Middleton’s blog concerns an alleged sexual assault on her by a junior psychiatrist. The events happened nearly thirty years ago, in 1982, and there are those who say that they are so far in the past that it is time to let things be. Dr No does not agree. A sexual assault is a sexual assault, whether it happened yesterday, or many years ago. The passage of time cannot lessen its gravity. The fact that the alleged assault was carried out by a junior doctor on a minor – Middleton was 17 at the time – only serves to aggravate the gravity.
Middleton has lodged a complaint with the General Medical Council against the doctor concerned. The passage of time has seen that doctor – a Dr Khoosal – rise through the profession, and he is now an eminent consultant psychiatrist specialising in, amongst other things, gender identity, which is relevant: Middleton first presented all those years ago because, although at the time she appeared male, and had been brought up as a boy, she believed she was in fact female.
The allegation against Dr Khoosal is that he, as an inexperienced junior psychiatrist, carried out an inappropriate and unconsented genital examination on Middleton. It is further alleged that he submitted Middleton to a barrage of sexual questions conducted in an intrusive and insensitive manner. The effect of the whole on Middleton was highly traumatic, and led to the development of post-traumatic stress disorder, from which she still suffers, and numerous other difficulties, well documented on her blog.
The GMC, with typical perversity, have thrown the complaint out, citing the both the five year rule – that a complaint must be lodged within five years of the most recent events giving rise to the complaint – and a lack of corroborating evidence.

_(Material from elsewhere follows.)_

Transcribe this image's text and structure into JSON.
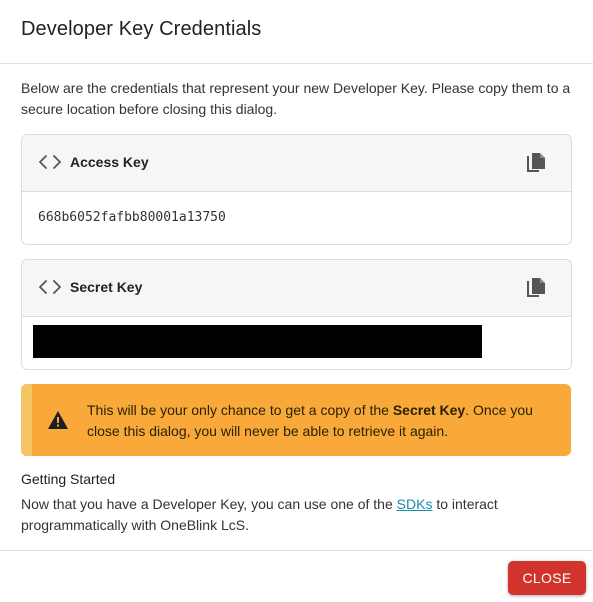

Neither reason makes any sense.
Now, the five year rule, it should be noted, requires that a complaint be lodged within five years of the most recent events giving rise to the complaint. Not the original event, but the most recent events. As it happens, Middleton did not obtain copies of her notes until 2004. However you look at it, getting hold of the notes is a significant event in the process of establishing – and so giving rise to – a complaint. Dr No is no mathematician, but even he can do the sums to show that the interval between the most recent event (2004) and the date of lodging the complaint (2008) is less than five years. The GMC have no grounds for applying the five year rule.

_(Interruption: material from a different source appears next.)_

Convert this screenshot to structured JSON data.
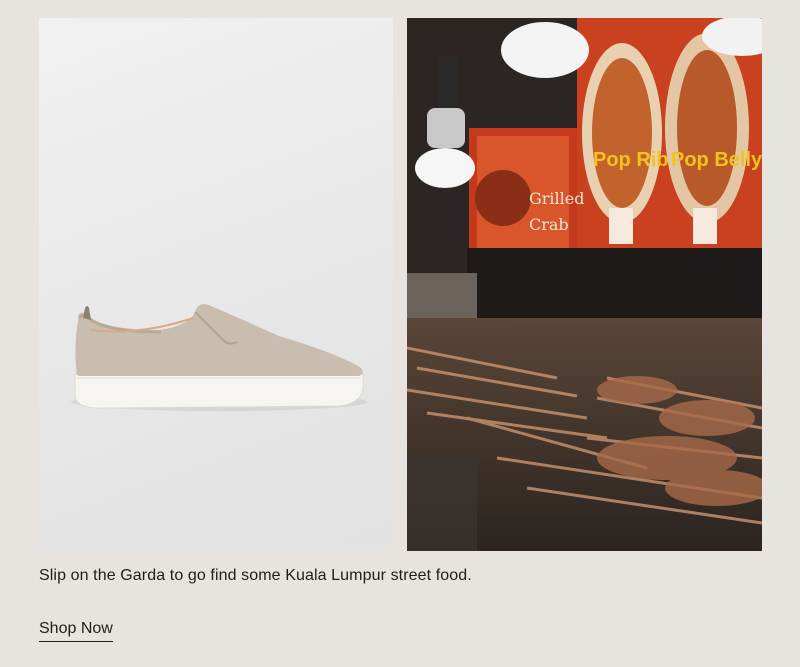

And – even if they did, which they do not – they are able to vary the five year rule should a complaint merit investigation in the public interest. An allegation of sexual assault by a doctor on a vulnerable minor cannot be considered trivial. And yet – in what can only be described as an eye-wateringly bizarre remark – the GMC’s ‘Investigation Manager’ assessing the complaint – the infamous Anna Neill – said in a 2009 email that explained her reasons for dropping the case:
“Next, the gravity of the allegation was considered. Taken at face value the allegation of sexual assault is serious, but this type of allegation can cover various different degrees of culpability. From the statement made to the Police it appears that the described assault was in the context of a clinical examination. Whilst this does not diminish the effect this examination had on you, nor does it excuse the alleged inappropriate conduct of Dr Khoosal, this does lessen the gravity of the allegation of sexual assault.”

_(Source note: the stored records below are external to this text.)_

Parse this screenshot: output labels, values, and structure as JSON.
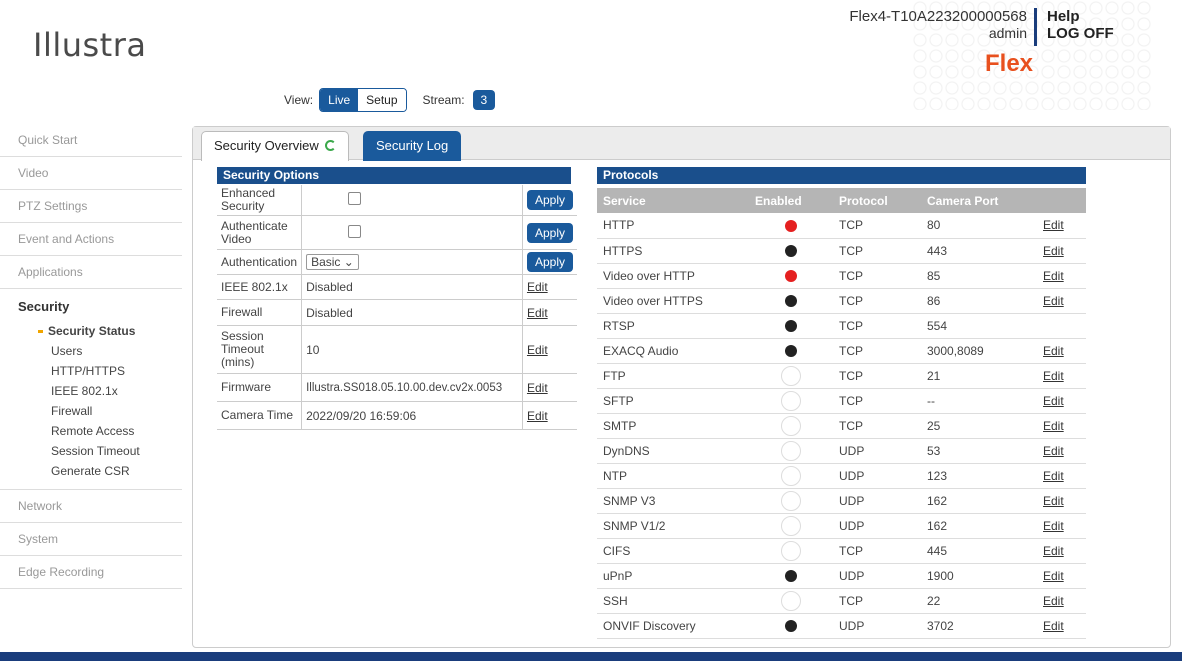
{
  "header": {
    "logo": "Illustra",
    "device_name": "Flex4-T10A223200000568",
    "user": "admin",
    "help": "Help",
    "logoff": "LOG OFF",
    "product": "Flex",
    "view_label": "View:",
    "view_live": "Live",
    "view_setup": "Setup",
    "stream_label": "Stream:",
    "stream_value": "3"
  },
  "sidebar": {
    "items_top": [
      "Quick Start",
      "Video",
      "PTZ Settings",
      "Event and Actions",
      "Applications"
    ],
    "section": "Security",
    "sub_items": [
      "Security Status",
      "Users",
      "HTTP/HTTPS",
      "IEEE 802.1x",
      "Firewall",
      "Remote Access",
      "Session Timeout",
      "Generate CSR"
    ],
    "items_bottom": [
      "Network",
      "System",
      "Edge Recording"
    ]
  },
  "tabs": {
    "overview": "Security Overview",
    "log": "Security Log"
  },
  "options": {
    "title": "Security Options",
    "apply": "Apply",
    "edit": "Edit",
    "enhanced_label": "Enhanced Security",
    "auth_video_label": "Authenticate Video",
    "auth_label": "Authentication",
    "auth_value": "Basic",
    "ieee_label": "IEEE 802.1x",
    "ieee_value": "Disabled",
    "firewall_label": "Firewall",
    "firewall_value": "Disabled",
    "session_label": "Session Timeout (mins)",
    "session_value": "10",
    "firmware_label": "Firmware",
    "firmware_value": "Illustra.SS018.05.10.00.dev.cv2x.0053",
    "camtime_label": "Camera Time",
    "camtime_value": "2022/09/20 16:59:06"
  },
  "protocols": {
    "title": "Protocols",
    "columns": [
      "Service",
      "Enabled",
      "Protocol",
      "Camera Port"
    ],
    "rows": [
      {
        "service": "HTTP",
        "enabled": "red",
        "protocol": "TCP",
        "port": "80",
        "edit": "Edit"
      },
      {
        "service": "HTTPS",
        "enabled": "black",
        "protocol": "TCP",
        "port": "443",
        "edit": "Edit"
      },
      {
        "service": "Video over HTTP",
        "enabled": "red",
        "protocol": "TCP",
        "port": "85",
        "edit": "Edit"
      },
      {
        "service": "Video over HTTPS",
        "enabled": "black",
        "protocol": "TCP",
        "port": "86",
        "edit": "Edit"
      },
      {
        "service": "RTSP",
        "enabled": "black",
        "protocol": "TCP",
        "port": "554",
        "edit": ""
      },
      {
        "service": "EXACQ Audio",
        "enabled": "black",
        "protocol": "TCP",
        "port": "3000,8089",
        "edit": "Edit"
      },
      {
        "service": "FTP",
        "enabled": "off",
        "protocol": "TCP",
        "port": "21",
        "edit": "Edit"
      },
      {
        "service": "SFTP",
        "enabled": "off",
        "protocol": "TCP",
        "port": "--",
        "edit": "Edit"
      },
      {
        "service": "SMTP",
        "enabled": "off",
        "protocol": "TCP",
        "port": "25",
        "edit": "Edit"
      },
      {
        "service": "DynDNS",
        "enabled": "off",
        "protocol": "UDP",
        "port": "53",
        "edit": "Edit"
      },
      {
        "service": "NTP",
        "enabled": "off",
        "protocol": "UDP",
        "port": "123",
        "edit": "Edit"
      },
      {
        "service": "SNMP V3",
        "enabled": "off",
        "protocol": "UDP",
        "port": "162",
        "edit": "Edit"
      },
      {
        "service": "SNMP V1/2",
        "enabled": "off",
        "protocol": "UDP",
        "port": "162",
        "edit": "Edit"
      },
      {
        "service": "CIFS",
        "enabled": "off",
        "protocol": "TCP",
        "port": "445",
        "edit": "Edit"
      },
      {
        "service": "uPnP",
        "enabled": "black",
        "protocol": "UDP",
        "port": "1900",
        "edit": "Edit"
      },
      {
        "service": "SSH",
        "enabled": "off",
        "protocol": "TCP",
        "port": "22",
        "edit": "Edit"
      },
      {
        "service": "ONVIF Discovery",
        "enabled": "black",
        "protocol": "UDP",
        "port": "3702",
        "edit": "Edit"
      }
    ]
  },
  "colors": {
    "brand_blue": "#1a5a9c",
    "header_blue": "#1a4f8c",
    "flex_orange": "#e8501e",
    "status_red": "#e52020"
  }
}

Remember, these are the GMC’s own words. If we take out all the padding, what we have is: “It appears that the described assault was in the context of a clinical examination [and] this does lessen the gravity of the allegation of sexual assault”. So – if Dr No dresses up in a white coat and gooses a unconsenting patient who is also a minor, all the while calling it a clinical examination, that is somehow less grave than if he drops his title and white coat and does the same thing to any other non-consenting minor?
To Dr No, it seems that an alleged assault conducted in a clinical setting, far from being less grave, is in fact more grave, precisely because it potentially abuses a vulnerable minor in position of trust. And yet the GMC – by deciding as it has – is sending out a clear message that such abuse is less grave. So much so, it would appear, that the case does not – regardless of the five year rule – merit investigation in the public interest.
Dr No has seen the medical records from 1982. They, now that they have come to light, do provide corroborating evidence (so removing the GMC’s other reason for not proceeding with the case). And while of course he was not present at the time, and so cannot know whether the allegations are true or not, it does seem, from the notes made at the time, that there is, at the very least, a strong case to answer. It is high time the GMC pulled its finger out and got on with the investigation.